Entramos. El himno ya pasó. El estadio rebota de gente: azul casi impecable. 71,000 espectadores, estadio lleno. Pum, pum… Sí, se puede… El Salvador, El Salvador… Primer gol de Estados Unidos. El segundo. El descuento de Fito. Medio tiempo. Y la esperanza aún pintada entre los hijos de la principal minoría del área metropolitana de la capital estadounidense; los que pronto serán la tercer minoría en toda la Unión. Y luego el segundo tiempo. Y el tercero de los gringos. Y el cuarto. Y el quinto. Y… “nombre, no jodan”, que decía el vecino de asiento.

Salimos. Cabizbajos. Cómo no. En el estadio quedan los hondureños y los ticos. La marea azul vuelve a la calle. Algunos a viajar una, o dos, hasta cuatro horas. O seis. A Nueva York. A Charleston. Van bravos. Mascullan: que Fito juega bien pero mucho piscinazo, que así como juegan deplano que hay amaño, que tampoco era para tanto la goleada, que ni modo y para dónde si uno es de allá pues… es lo que hay. Por la noche, el comentarista latino Andrés Cantor pondrá en su tuit: “El próximo partido oficial de SLV es en 2015, antes hay elecciones y está el tema de los amaños”… Año y medio para curar la cólera, la frustración.

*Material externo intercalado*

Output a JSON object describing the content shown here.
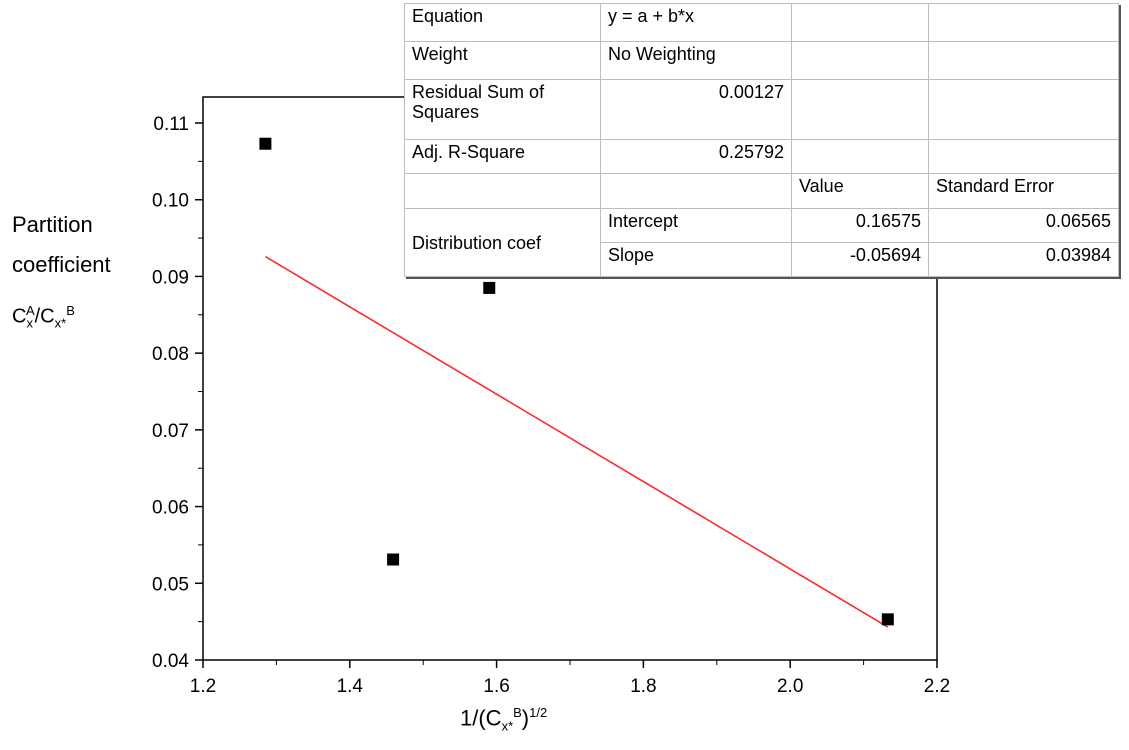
{
  "chart_data": {
    "type": "scatter",
    "xlabel": {
      "main": "1/(C",
      "sub": "x*",
      "sup_inner": "B",
      "close": ")",
      "sup": "1/2"
    },
    "ylabel": {
      "line1": "Partition",
      "line2": "coefficient",
      "sym_a": "C",
      "sym_a_sub": "x",
      "sym_a_sup": "A",
      "sym_b": "/C",
      "sym_b_sub": "x*",
      "sym_b_sup": "B"
    },
    "xlim": [
      1.2,
      2.2
    ],
    "ylim": [
      0.04,
      0.11
    ],
    "x_ticks": [
      "1.2",
      "1.4",
      "1.6",
      "1.8",
      "2.0",
      "2.2"
    ],
    "y_ticks": [
      "0.04",
      "0.05",
      "0.06",
      "0.07",
      "0.08",
      "0.09",
      "0.10",
      "0.11"
    ],
    "points": [
      {
        "x": 1.285,
        "y": 0.1073
      },
      {
        "x": 1.459,
        "y": 0.0531
      },
      {
        "x": 1.59,
        "y": 0.0885
      },
      {
        "x": 2.133,
        "y": 0.0453
      }
    ],
    "fit_line": {
      "x_start": 1.285,
      "x_end": 2.133,
      "intercept": 0.16575,
      "slope": -0.05694,
      "color": "#ff2a2a"
    },
    "marker_color": "#000000"
  },
  "stats_table": {
    "equation_label": "Equation",
    "equation_value": "y = a + b*x",
    "weight_label": "Weight",
    "weight_value": "No Weighting",
    "rss_label": "Residual Sum of Squares",
    "rss_value": "0.00127",
    "adjr_label": "Adj. R-Square",
    "adjr_value": "0.25792",
    "value_header": "Value",
    "se_header": "Standard Error",
    "group_label": "Distribution coef",
    "intercept_label": "Intercept",
    "intercept_value": "0.16575",
    "intercept_se": "0.06565",
    "slope_label": "Slope",
    "slope_value": "-0.05694",
    "slope_se": "0.03984"
  }
}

Por la West Ostende, de regreso al carro, tres compatriotas vestidos da azul apuran la última helada en la cama del pick-up. Suena la San Vicente en los parlantes. Uno de ellos discute, consigo mismo en realidad: triste la tarde, triste… Pero vendrán, ellos tres, y buena parte de los que vistieron de azul el M&T de Baltimore, volverán a pagar una entrada y una camiseta, 40, 50, 100, 200 dólares cada vez que juegue la selección, para ver a esos que, en la cancha, se ponen la camiseta a cambio de un salario sin éxito alguno. Edwin Segura, un colega salvadoreño, tuiteaba hoy: “Hay que tener mucho talento para dilapidar un mercado como el de la selecta”. Cuanta razón. Aquí en el norte el cariño parece inagotable; será que no importan las trabazones y horas de carretera con tal de entonar las sagradas notas junto a los otros que dejaron el cantón; será que, como dijo aquel en Baltimore, el “si uno es de allá” agrega algo demasiado fuerte como para que la mediocridad de los que juegan importe demasiado. También es cierto que el talento de quienes llevan décadas dilapidando el fútbol es inagotable. A ver qué se agota primero.

Epílogo. Ya durante la semana que siguió al partido escuché palabras de elogio para uno solo de los seleccionados, el número 3, el capitán, Víctor Turcios. “Al menos ese tuvo los huevos de decir lo que está mal“, me dijo Omar, de Santa Rosa, en el metro.